See also Chris Barker',Questions of culture and ideology: Gramsci, ideology and hegemony’, Foundations of Cultural Studies, London: Sage 2000, p.59ff., in “Classroom / Postcolonial Fiction”, infra.

The status of folklore as unofficial rather than élite or official discourse, and its centrality to Antonio Gramsci’s Marxist philosophy, has led to a third association of folklore with subalternity that has been very influential in cultural studies. According to Gramsci, folklore is not picturesque, but instead comprises the anachronistic and fossilised ‘conceptions of the world and life’ that keep subaltern or subordinate groups subordinate. The often fatalistic, and frequently melodramatic, folkloric worldview lacks critical coherence because subalterns ‘cannot possess conceptions which are elaborated, systematic, politically organised, and centralised in their albeit contradictory developments’. (Antonio Gramsci, Antonio Gramsci: Selections from Cultural Writings, Harvard UP 1985, p.189; cited by Laura O’Connor in the ‘War of the Womb’: Folklore and Nuala Ní Dhomhnaill’, contrib. to PGLIB Conf. 1998.)

"The normal exercise of hegemony on the classical terrain of the parliamentary regime is characterised by the combination of force and consent, which balance each other reciprocally without force predominating excessively over consent. Indeed, the attempt is always to ensure that force would appear to be based on the consent of the majority expressed by the so-called organs of public-opinion, newspapers and associations." (Selections from the Prison Notebooks, ed. Q. Hoare & G. Nowell-Smith, London; Lawrence & Wishart 1971, p.80; quoted in Chris Barker',Questions of culture and ideology: Gramsci, ideology and hegemony’, Foundations of Cultural Studies, London: Sage 2000, p.59ff.)

"Every philosophical current leaves behind it a sediment of "common sense"; this is the document of its historical effectiveness. Common sense is not rigid and immobile but is continually transforming itself, enriching itself with scientific ideas and with philosophical opinions which have entered ordinary life.

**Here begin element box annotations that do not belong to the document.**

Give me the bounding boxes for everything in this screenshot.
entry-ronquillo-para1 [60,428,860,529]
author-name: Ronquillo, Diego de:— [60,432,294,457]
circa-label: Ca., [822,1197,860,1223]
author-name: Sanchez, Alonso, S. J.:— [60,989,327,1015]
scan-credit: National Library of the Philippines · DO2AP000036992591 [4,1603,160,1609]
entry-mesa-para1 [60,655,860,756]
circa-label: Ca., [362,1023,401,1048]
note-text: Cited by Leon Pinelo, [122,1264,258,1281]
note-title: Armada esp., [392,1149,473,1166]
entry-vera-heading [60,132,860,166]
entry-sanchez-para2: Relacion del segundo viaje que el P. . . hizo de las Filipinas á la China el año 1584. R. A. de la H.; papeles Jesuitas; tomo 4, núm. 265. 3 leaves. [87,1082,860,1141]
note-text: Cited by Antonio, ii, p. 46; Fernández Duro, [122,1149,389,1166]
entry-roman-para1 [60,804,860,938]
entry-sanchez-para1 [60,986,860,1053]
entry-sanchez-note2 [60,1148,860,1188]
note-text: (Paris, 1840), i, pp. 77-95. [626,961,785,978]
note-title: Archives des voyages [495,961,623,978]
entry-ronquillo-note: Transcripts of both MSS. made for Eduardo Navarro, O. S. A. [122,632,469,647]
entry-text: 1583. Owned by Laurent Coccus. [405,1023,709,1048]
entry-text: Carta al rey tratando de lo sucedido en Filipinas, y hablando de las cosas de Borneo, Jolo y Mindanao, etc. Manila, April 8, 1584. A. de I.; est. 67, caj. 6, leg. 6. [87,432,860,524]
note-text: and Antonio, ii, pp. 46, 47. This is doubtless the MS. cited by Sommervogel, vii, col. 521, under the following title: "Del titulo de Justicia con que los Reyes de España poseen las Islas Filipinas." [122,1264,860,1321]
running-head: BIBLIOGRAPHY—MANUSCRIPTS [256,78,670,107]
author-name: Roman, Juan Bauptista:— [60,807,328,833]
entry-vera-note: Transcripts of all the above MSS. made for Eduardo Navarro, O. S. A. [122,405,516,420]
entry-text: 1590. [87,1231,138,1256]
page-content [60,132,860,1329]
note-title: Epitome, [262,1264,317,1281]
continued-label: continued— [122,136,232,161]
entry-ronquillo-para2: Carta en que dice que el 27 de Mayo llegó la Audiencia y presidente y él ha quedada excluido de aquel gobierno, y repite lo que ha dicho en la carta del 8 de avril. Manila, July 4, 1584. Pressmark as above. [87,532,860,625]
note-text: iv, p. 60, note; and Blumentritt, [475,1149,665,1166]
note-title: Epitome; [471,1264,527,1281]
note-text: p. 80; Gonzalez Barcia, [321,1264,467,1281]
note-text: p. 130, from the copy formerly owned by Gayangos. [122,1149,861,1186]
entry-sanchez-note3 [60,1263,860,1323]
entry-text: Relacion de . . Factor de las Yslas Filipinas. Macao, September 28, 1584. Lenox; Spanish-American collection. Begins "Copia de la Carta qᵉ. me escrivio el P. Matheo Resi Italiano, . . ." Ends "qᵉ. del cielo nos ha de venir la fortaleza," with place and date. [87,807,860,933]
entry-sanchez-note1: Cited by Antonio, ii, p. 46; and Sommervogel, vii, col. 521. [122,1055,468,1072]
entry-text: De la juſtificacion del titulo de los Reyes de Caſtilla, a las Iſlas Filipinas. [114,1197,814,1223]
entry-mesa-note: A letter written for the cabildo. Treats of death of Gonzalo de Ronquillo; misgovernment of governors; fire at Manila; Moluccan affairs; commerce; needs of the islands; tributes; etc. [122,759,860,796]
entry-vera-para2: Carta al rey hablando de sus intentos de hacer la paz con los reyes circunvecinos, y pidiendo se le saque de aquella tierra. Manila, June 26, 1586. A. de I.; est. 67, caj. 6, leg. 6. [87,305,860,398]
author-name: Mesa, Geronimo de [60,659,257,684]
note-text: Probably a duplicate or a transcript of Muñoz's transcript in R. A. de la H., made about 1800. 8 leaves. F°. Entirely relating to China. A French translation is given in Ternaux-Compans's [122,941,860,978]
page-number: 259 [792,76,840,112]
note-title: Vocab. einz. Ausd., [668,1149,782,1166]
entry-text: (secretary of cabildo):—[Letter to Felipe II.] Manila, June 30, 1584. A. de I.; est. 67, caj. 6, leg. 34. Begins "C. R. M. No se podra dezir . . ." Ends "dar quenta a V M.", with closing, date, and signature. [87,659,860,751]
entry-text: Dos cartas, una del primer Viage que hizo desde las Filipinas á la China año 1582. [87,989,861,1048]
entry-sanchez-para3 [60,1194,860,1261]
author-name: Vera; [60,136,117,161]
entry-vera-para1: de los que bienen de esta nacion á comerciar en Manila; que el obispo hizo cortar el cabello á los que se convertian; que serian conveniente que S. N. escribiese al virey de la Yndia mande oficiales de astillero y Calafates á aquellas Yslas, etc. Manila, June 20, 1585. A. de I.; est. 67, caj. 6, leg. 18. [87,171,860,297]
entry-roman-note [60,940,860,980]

Common sense creates the folklore of the future, that is as a relatively rigid phase of popular knowledge at a give place and time. (1971, p.362; in Barker, op. cit., p.60.)

[Note: Tony Bennett ( Culture: A Reformer’s Science , 1998) critiques Gramsci on the basis that his hankering after 'organic intellectuals’ functioning as 'leaders’ is contrary to the dominant mode of ideological transmission in contemporary culture, which is entailed in the notion of 'govvernmentality’ and shares more in Michel Foucault’s conception of the 'discourse’ as a configuration of 'knowledge/power’ - given that for Foucault there is not an orginatory source of power but rather, that power is dispersed in a 'region’ of culture and the particular technologies pertaining to it. See Barker, pp.366ff.]